金星のような極端な環境でも動作するデータストレージが開発される


極限環境下での電子機器の開発には、高温下で安定に動作するSSDなどの不揮発性メモリデバイスが必要とされています。しかし、一般的な不揮発性メモリデバイスは、およそ300度の温度に達すると故障してしまいます。ペンシルバニア大学の研究チームが発表した新しい強誘電体ダイオードを基にした不揮発性メモリデバイスは最高600度までの温度で動作可能で、金星のような極端な環境で運用できることが期待されています。
A scalable ferroelectric non-volatile memory operating at 600 °C | Nature Electronics
https://www.nature.com/articles/s41928-024-01148-6
Turning up the heat on data storage | Penn Today
https://penntoday.upenn.edu/news/penn-engineering-jariwala-turning-heat-data-storage
AI computers could run in extreme environments like Venus thanks to heat-proof memory device | Live Science
https://www.livescience.com/technology/computing/ai-computers-could-run-in-extreme-environments-like-venus-thanks-to-heat-proof-memory-device
研究チームが開発したのは、強誘電性窒化アルミニウムスカンジウム(AlScN)と呼ばれる材料を使ったダイオードです。メモリデバイスはニッケルとプラチナの電極にAlScNダイオードを挟んだような構造になっています。AlScNダイオードの層は厚さ45ナノメートルで、人間の髪の毛のおよそ1800分の1ほどのサイズだとのこと。
研究チームによれば、材料の厚さが薄すぎると活性が高まって劣化が激しくなり、厚すぎると強誘電性が失われてしまうため、最適な厚さを見つけるために数カ月を要したそうです。
論文の筆頭著者であるディレン・プラダン氏は「AlScNの結晶構造により、原子間の結合が著しく安定し、強力になります。これは耐熱性だけでなく、非常に高い耐久性があることを意味します。さらに注目すべきは、我々の開発したメモリデバイスの設計と特性により、電気的状態の高速な切り替えが可能になるということです。これは、高速でのデータの書き込みと読み取りに不可欠です」と述べています。

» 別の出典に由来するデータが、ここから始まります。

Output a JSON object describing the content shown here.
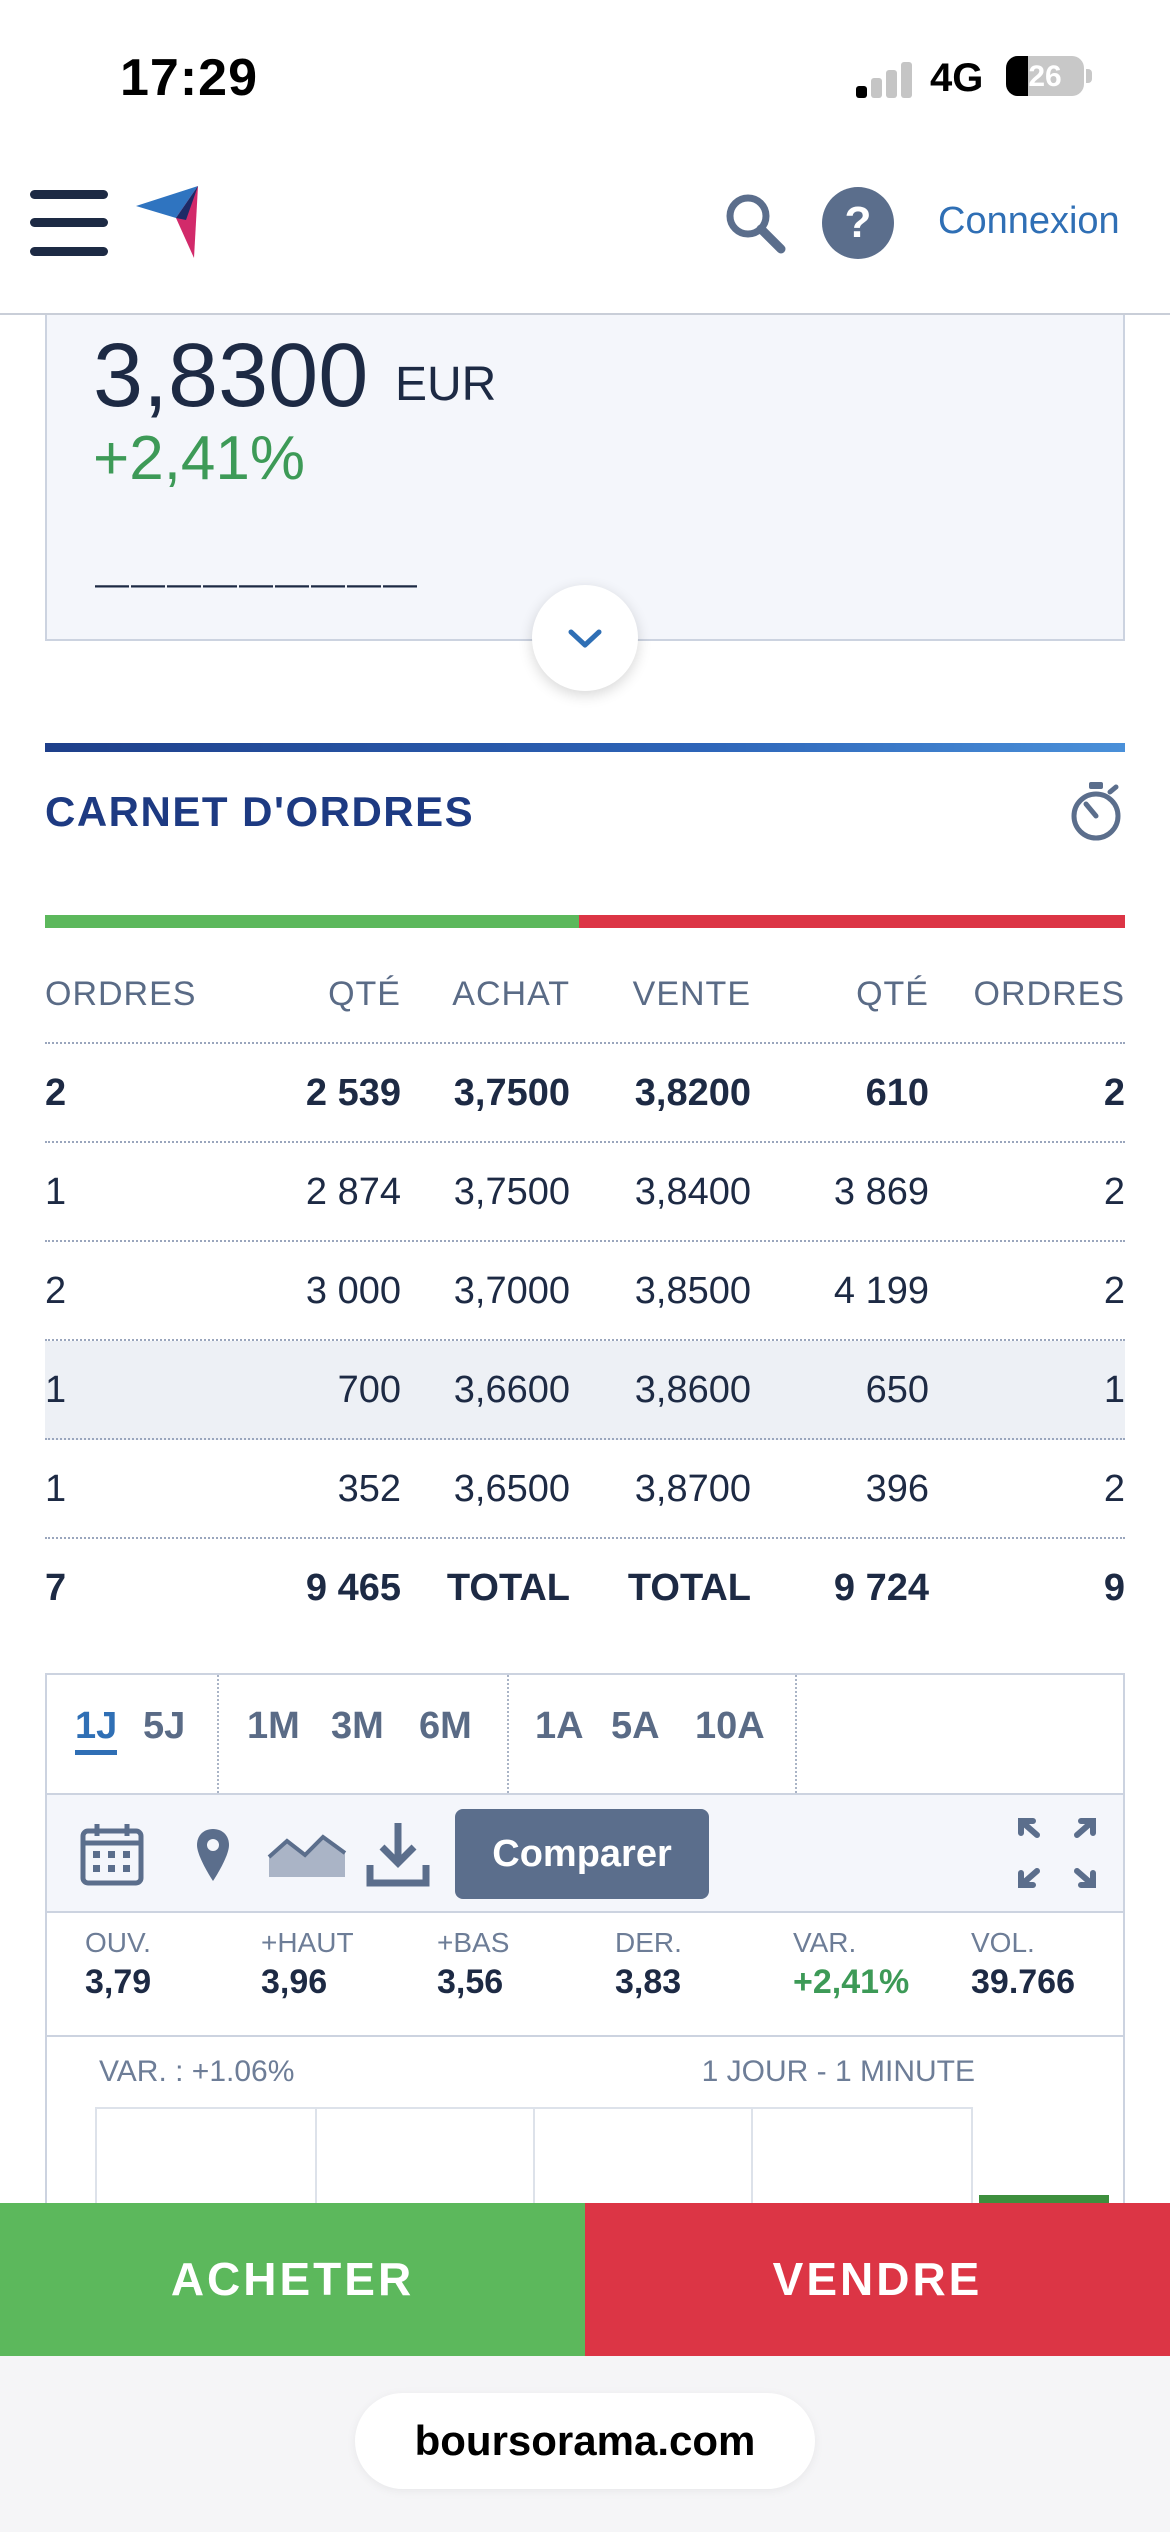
{
  "status_bar": {
    "time": "17:29",
    "network": "4G",
    "battery": "26"
  },
  "header": {
    "login_label": "Connexion",
    "help_label": "?"
  },
  "quote": {
    "price": "3,8300",
    "currency": "EUR",
    "variation": "+2,41%",
    "cut_text": "—————————"
  },
  "order_book": {
    "title": "CARNET D'ORDRES",
    "buy_share": 0.494,
    "columns": [
      "ORDRES",
      "QTÉ",
      "ACHAT",
      "VENTE",
      "QTÉ",
      "ORDRES"
    ],
    "rows": [
      [
        "2",
        "2 539",
        "3,7500",
        "3,8200",
        "610",
        "2"
      ],
      [
        "1",
        "2 874",
        "3,7500",
        "3,8400",
        "3 869",
        "2"
      ],
      [
        "2",
        "3 000",
        "3,7000",
        "3,8500",
        "4 199",
        "2"
      ],
      [
        "1",
        "700",
        "3,6600",
        "3,8600",
        "650",
        "1"
      ],
      [
        "1",
        "352",
        "3,6500",
        "3,8700",
        "396",
        "2"
      ]
    ],
    "total": [
      "7",
      "9 465",
      "TOTAL",
      "TOTAL",
      "9 724",
      "9"
    ]
  },
  "chart_widget": {
    "periods": [
      [
        "1J",
        "5J"
      ],
      [
        "1M",
        "3M",
        "6M"
      ],
      [
        "1A",
        "5A",
        "10A"
      ]
    ],
    "active_period": "1J",
    "compare_label": "Comparer",
    "stats": [
      {
        "label": "OUV.",
        "value": "3,79"
      },
      {
        "label": "+HAUT",
        "value": "3,96"
      },
      {
        "label": "+BAS",
        "value": "3,56"
      },
      {
        "label": "DER.",
        "value": "3,83"
      },
      {
        "label": "VAR.",
        "value": "+2,41%"
      },
      {
        "label": "VOL.",
        "value": "39.766"
      }
    ],
    "graph_variation": "VAR. : +1.06%",
    "graph_period": "1 JOUR - 1 MINUTE"
  },
  "actions": {
    "buy_label": "ACHETER",
    "sell_label": "VENDRE"
  },
  "browser": {
    "url": "boursorama.com"
  },
  "colors": {
    "primary": "#1d3a82",
    "link": "#2f6fb5",
    "positive": "#3d9a57",
    "buy": "#5cb85c",
    "sell": "#dc3545"
  }
}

研究チームによると、このAlScNダイオードを使った不揮発性メモリデバイスは100万回のデータ読み取りに対応し、6時間以上にわたって安定したオン/オフ比を維持できるそうで、「この結果は前例のないものです」と評価しています。
研究チームによって開発されたメモリデバイスは最高600度で動作可能。例えば、地球よりも太陽に近い惑星である金星は、昼も夜も気温が約460度という極限環境であり、従来のメモリデバイスを搭載した装置だとうまく動作しない可能性がありました。しかし、このAlScNダイオードを使ったメモリデバイスであれば、問題なく動作することが期待できるというわけです。

金星のような極端な環境でも動作するデータストレージが開発される - 画像


by NASA's Marshall Space Flight Center
ペンシルバニア大学の電気・システム工学准教授であるディープ・ジャリワラ氏は「我々の開発したメモリデバイスは、地球深部掘削から宇宙探査まで、他の電子機器やメモリデバイスが対応できないような高度なコンピューティングを実現する可能性があります。これは単にデバイスを改良するだけではなく、科学技術の新たな境地を開くことになります」とコメントしています。